Throughout all of this, Burnham actively avoids imparting any specific wisdom onto the audience. There are things to be learned about growing up, but Eighth Grade acts more as a time capsule of adolescence in 2018, full of rich details: a band director with a rat tail; a teacher dabbing to desperately relate to his students; a school shooting drill.
The film reminds me again of Make Happy, in this sense. In the ‘Lower Your Expectations’ song from that stand-up special, Burnham trashes the unattainable standards of romance in our culture before delivering this message about love: We all deserve love/it’s the very best part of being alive. But he follows that up with an acknowledgement of his own limitations: And I would know/I just turned 25. With Eighth Grade, Burnham is again aware of his own limitations, and the film is better for it.

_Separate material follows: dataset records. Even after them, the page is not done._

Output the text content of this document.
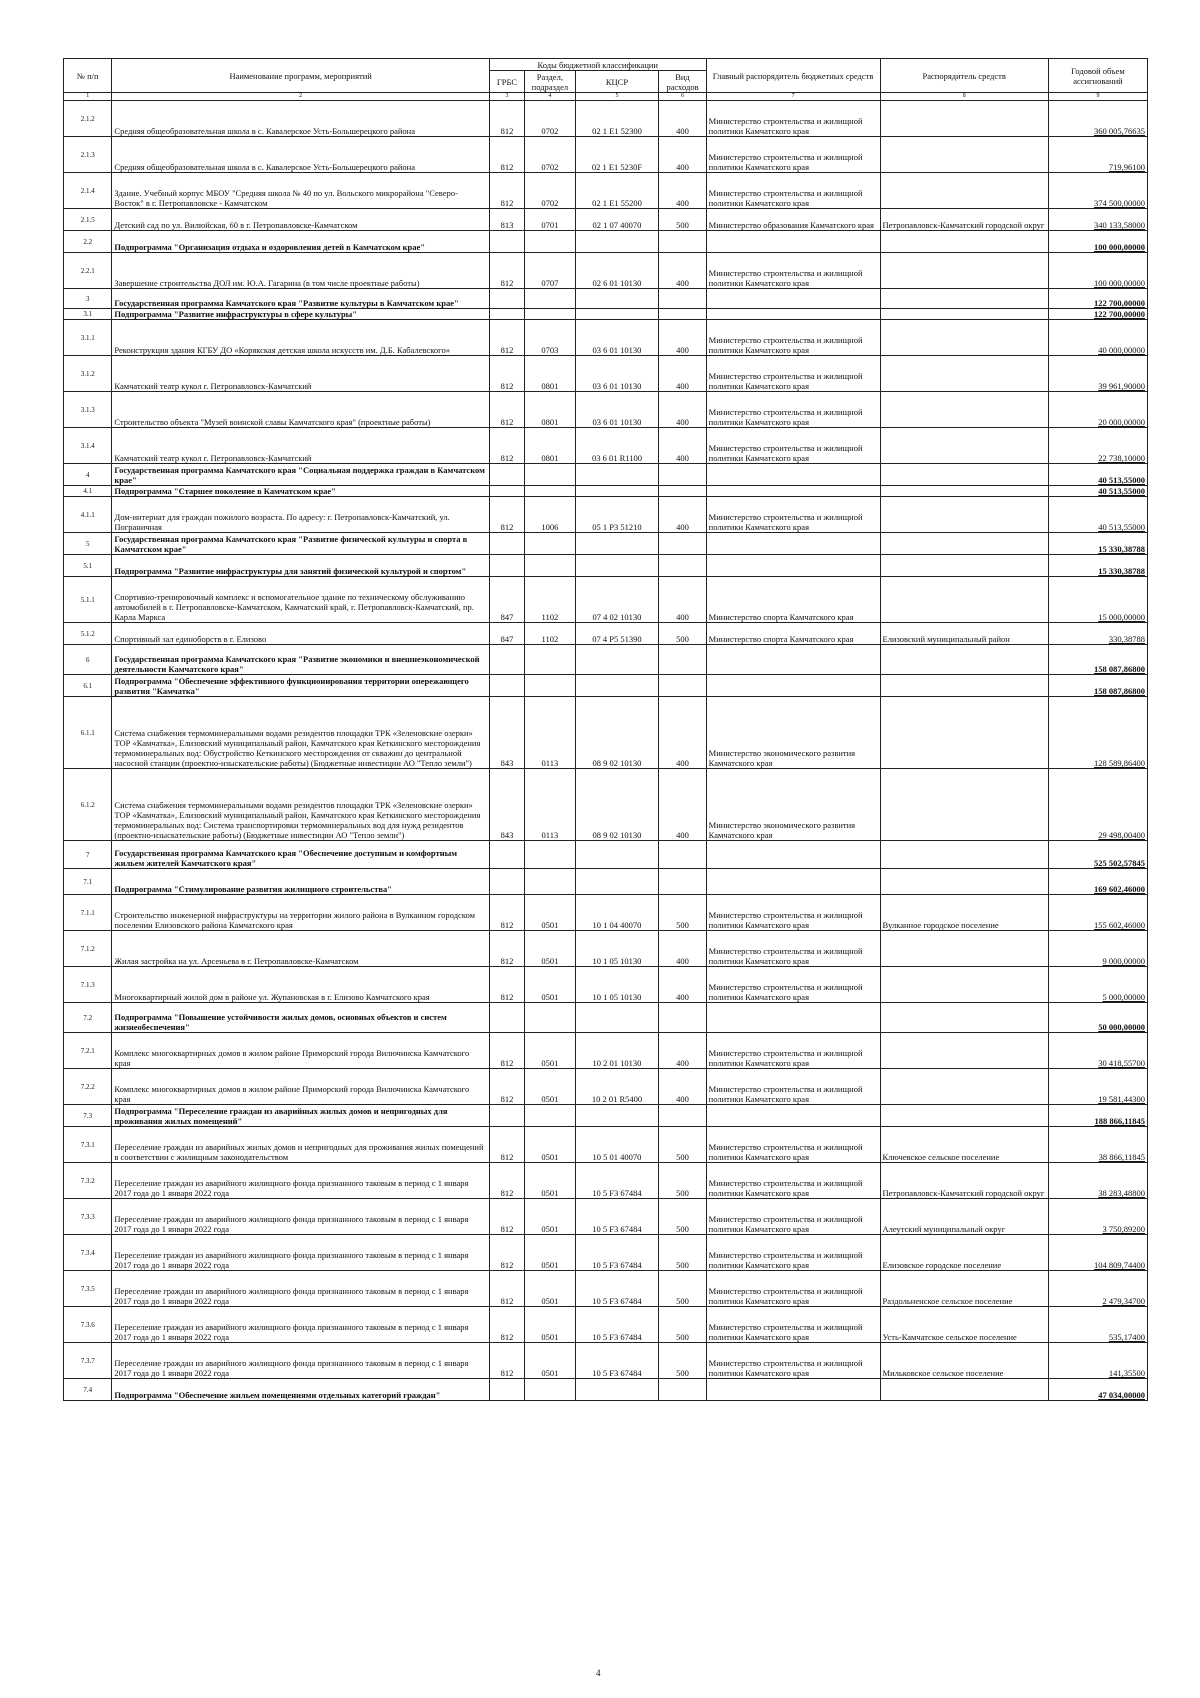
№ п/п	Наименование программ, мероприятий	Коды бюджетной классификации				Главный распорядитель бюджетных средств	Распорядитель средств	Годовой объем ассигнований
		ГРБС	Раздел, подраздел	КЦСР	Вид расходов			
1	2	3	4	5	6	7	8	9
2.1.2	Средняя общеобразовательная школа в с. Кавалерское Усть-Большерецкого района	812	0702	02 1 E1 52300	400	Министерство строительства и жилищной политики Камчатского края		360 005,76635
2.1.3	Средняя общеобразовательная школа в с. Кавалерское Усть-Большерецкого района	812	0702	02 1 E1 5230F	400	Министерство строительства и жилищной политики Камчатского края		719,96100
2.1.4	Здание. Учебный корпус МБОУ "Средняя школа № 40 по ул. Вольского микрорайона "Северо-Восток" в г. Петропавловске - Камчатском	812	0702	02 1 E1 55200	400	Министерство строительства и жилищной политики Камчатского края		374 500,00000
2.1.5	Детский сад по ул. Вилюйская, 60 в г. Петропавловске-Камчатском	813	0701	02 1 07 40070	500	Министерство образования Камчатского края	Петропавловск-Камчатский городской округ	340 133,58000
2.2	Подпрограмма "Организация отдыха и оздоровления детей в Камчатском крае"							100 000,00000
2.2.1	Завершение строительства ДОЛ им. Ю.А. Гагарина (в том числе проектные работы)	812	0707	02 6 01 10130	400	Министерство строительства и жилищной политики Камчатского края		100 000,00000
3	Государственная программа Камчатского края "Развитие культуры в Камчатском крае"							122 700,00000
3.1	Подпрограмма "Развитие инфраструктуры в сфере культуры"							122 700,00000
3.1.1	Реконструкция здания КГБУ ДО «Корякская детская школа искусств им. Д.Б. Кабалевского»	812	0703	03 6 01 10130	400	Министерство строительства и жилищной политики Камчатского края		40 000,00000
3.1.2	Камчатский театр кукол г. Петропавловск-Камчатский	812	0801	03 6 01 10130	400	Министерство строительства и жилищной политики Камчатского края		39 961,90000
3.1.3	Строительство объекта "Музей воинской славы Камчатского края" (проектные работы)	812	0801	03 6 01 10130	400	Министерство строительства и жилищной политики Камчатского края		20 000,00000
3.1.4	Камчатский театр кукол г. Петропавловск-Камчатский	812	0801	03 6 01 R1100	400	Министерство строительства и жилищной политики Камчатского края		22 738,10000
4	Государственная программа Камчатского края "Социальная поддержка граждан в Камчатском крае"							40 513,55000
4.1	Подпрограмма "Старшее поколение в Камчатском крае"							40 513,55000
4.1.1	Дом-интернат для граждан пожилого возраста. По адресу: г. Петропавловск-Камчатский, ул. Пограничная	812	1006	05 1 P3 51210	400	Министерство строительства и жилищной политики Камчатского края		40 513,55000
5	Государственная программа Камчатского края "Развитие физической культуры и спорта в Камчатском крае"							15 330,38788
5.1	Подпрограмма "Развитие инфраструктуры для занятий физической культурой и спортом"							15 330,38788
5.1.1	Спортивно-тренировочный комплекс и вспомогательное здание по техническому обслуживанию автомобилей в г. Петропавловске-Камчатском, Камчатский край, г. Петропавловск-Камчатский, пр. Карла Маркса	847	1102	07 4 02 10130	400	Министерство спорта Камчатского края		15 000,00000
5.1.2	Спортивный зал единоборств в г. Елизово	847	1102	07 4 P5 51390	500	Министерство спорта Камчатского края	Елизовский муниципальный район	330,38788
6	Государственная программа Камчатского края "Развитие экономики и внешнеэкономической деятельности Камчатского края"							158 087,86800
6.1	Подпрограмма "Обеспечение эффективного функционирования территории опережающего развития "Камчатка"							158 087,86800
6.1.1	Система снабжения термоминеральными водами резидентов площадки ТРК «Зеленовские озерки» ТОР «Камчатка», Елизовский муниципальный район, Камчатского края Кеткинского месторождения термоминеральных вод: Обустройство Кеткинского месторождения от скважин до центральной насосной станции (проектно-изыскательские работы) (Бюджетные инвестиции АО "Тепло земли")	843	0113	08 9 02 10130	400	Министерство экономического развития Камчатского края		128 589,86400
6.1.2	Система снабжения термоминеральными водами резидентов площадки ТРК «Зеленовские озерки» ТОР «Камчатка», Елизовский муниципальный район, Камчатского края Кеткинского месторождения термоминеральных вод: Система транспортировки термоминеральных вод для нужд резидентов (проектно-изыскательские работы) (Бюджетные инвестиции АО "Тепло земли")	843	0113	08 9 02 10130	400	Министерство экономического развития Камчатского края		29 498,00400
7	Государственная программа Камчатского края "Обеспечение доступным и комфортным жильем жителей Камчатского края"							525 502,57845
7.1	Подпрограмма "Стимулирование развития жилищного строительства"							169 602,46000
7.1.1	Строительство инженерной инфраструктуры на территории жилого района в Вулканном городском поселении Елизовского района Камчатского края	812	0501	10 1 04 40070	500	Министерство строительства и жилищной политики Камчатского края	Вулканное городское поселение	155 602,46000
7.1.2	Жилая застройка на ул. Арсеньева в г. Петропавловске-Камчатском	812	0501	10 1 05 10130	400	Министерство строительства и жилищной политики Камчатского края		9 000,00000
7.1.3	Многоквартирный жилой дом в районе ул. Жупановская в г. Елизово Камчатского края	812	0501	10 1 05 10130	400	Министерство строительства и жилищной политики Камчатского края		5 000,00000
7.2	Подпрограмма "Повышение устойчивости жилых домов, основных объектов и систем жизнеобеспечения"							50 000,00000
7.2.1	Комплекс многоквартирных домов в жилом районе Приморский города Вилючинска Камчатского края	812	0501	10 2 01 10130	400	Министерство строительства и жилищной политики Камчатского края		30 418,55700
7.2.2	Комплекс многоквартирных домов в жилом районе Приморский города Вилючинска Камчатского края	812	0501	10 2 01 R5400	400	Министерство строительства и жилищной политики Камчатского края		19 581,44300
7.3	Подпрограмма "Переселение граждан из аварийных жилых домов и непригодных для проживания жилых помещений"							188 866,11845
7.3.1	Переселение граждан из аварийных жилых домов и непригодных для проживания жилых помещений в соответствии с жилищным законодательством	812	0501	10 5 01 40070	500	Министерство строительства и жилищной политики Камчатского края	Ключевское сельское поселение	38 866,11845
7.3.2	Переселение граждан из аварийного жилищного фонда признанного таковым в период с 1 января 2017 года до 1 января 2022 года	812	0501	10 5 F3 67484	500	Министерство строительства и жилищной политики Камчатского края	Петропавловск-Камчатский городской округ	38 283,48800
7.3.3	Переселение граждан из аварийного жилищного фонда признанного таковым в период с 1 января 2017 года до 1 января 2022 года	812	0501	10 5 F3 67484	500	Министерство строительства и жилищной политики Камчатского края	Алеутский муниципальный округ	3 750,89200
7.3.4	Переселение граждан из аварийного жилищного фонда признанного таковым в период с 1 января 2017 года до 1 января 2022 года	812	0501	10 5 F3 67484	500	Министерство строительства и жилищной политики Камчатского края	Елизовское городское поселение	104 809,74400
7.3.5	Переселение граждан из аварийного жилищного фонда признанного таковым в период с 1 января 2017 года до 1 января 2022 года	812	0501	10 5 F3 67484	500	Министерство строительства и жилищной политики Камчатского края	Раздольненское сельское поселение	2 479,34700
7.3.6	Переселение граждан из аварийного жилищного фонда признанного таковым в период с 1 января 2017 года до 1 января 2022 года	812	0501	10 5 F3 67484	500	Министерство строительства и жилищной политики Камчатского края	Усть-Камчатское сельское поселение	535,17400
7.3.7	Переселение граждан из аварийного жилищного фонда признанного таковым в период с 1 января 2017 года до 1 января 2022 года	812	0501	10 5 F3 67484	500	Министерство строительства и жилищной политики Камчатского края	Мильковское сельское поселение	141,35500
7.4	Подпрограмма "Обеспечение жильем помещениями отдельных категорий граждан"							47 034,00000
4
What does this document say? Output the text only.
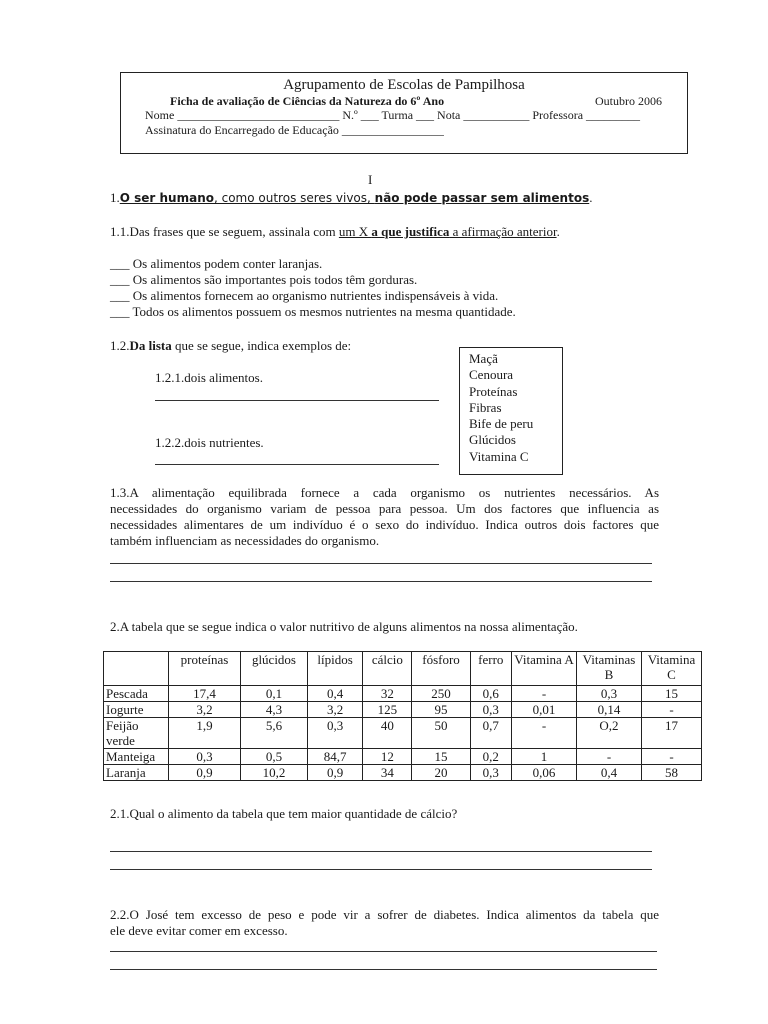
Agrupamento de Escolas de Pampilhosa
Ficha de avaliação de Ciências da Natureza do 6º Ano	Outubro 2006
Nome ___________________________ N.º ___ Turma ___ Nota ___________ Professora _________
Assinatura do Encarregado de Educação _________________
I
1.O ser humano, como outros seres vivos, não pode passar sem alimentos.
1.1.Das frases que se seguem, assinala com um X a que justifica a afirmação anterior.
___ Os alimentos podem conter laranjas.
___ Os alimentos são importantes pois todos têm gorduras.
___ Os alimentos fornecem ao organismo nutrientes indispensáveis à vida.
___ Todos os alimentos possuem os mesmos nutrientes na mesma quantidade.
1.2.Da lista que se segue, indica exemplos de:
1.2.1.dois alimentos.
1.2.2.dois nutrientes.
Maçã
Cenoura
Proteínas
Fibras
Bife de peru
Glúcidos
Vitamina C
1.3.A alimentação equilibrada fornece a cada organismo os nutrientes necessários. As
necessidades do organismo variam de pessoa para pessoa. Um dos factores que influencia as
necessidades alimentares de um indivíduo é o sexo do indivíduo. Indica outros dois factores que
também influenciam as necessidades do organismo.
2.A tabela que se segue indica o valor nutritivo de alguns alimentos na nossa alimentação.
	proteínas	glúcidos	lípidos	cálcio	fósforo	ferro	Vitamina A	Vitaminas B	Vitamina C
Pescada	17,4	0,1	0,4	32	250	0,6	-	0,3	15
Iogurte	3,2	4,3	3,2	125	95	0,3	0,01	0,14	-
Feijão verde	1,9	5,6	0,3	40	50	0,7	-	O,2	17
Manteiga	0,3	0,5	84,7	12	15	0,2	1	-	-
Laranja	0,9	10,2	0,9	34	20	0,3	0,06	0,4	58
2.1.Qual o alimento da tabela que tem maior quantidade de cálcio?
2.2.O José tem excesso de peso e pode vir a sofrer de diabetes. Indica alimentos da tabela que
ele deve evitar comer em excesso.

In the end, Kayla lays out the only lesson Burnham will allow: “Just because things are happening to you now doesn’t mean they’re always going to happen to you.” It's a quote that represents why Eighth Grade stands a step above many other coming-of-age stories, because it’s not really a coming-of-age story at all. There’s no one moment in our lives where we can pinpoint when we are becoming a better version of ourselves. Things are bad, and then later, they might not be as bad. It’s a wise, measured way to leave the film for a first-time director. I can’t wait to see what Burnham has in store next.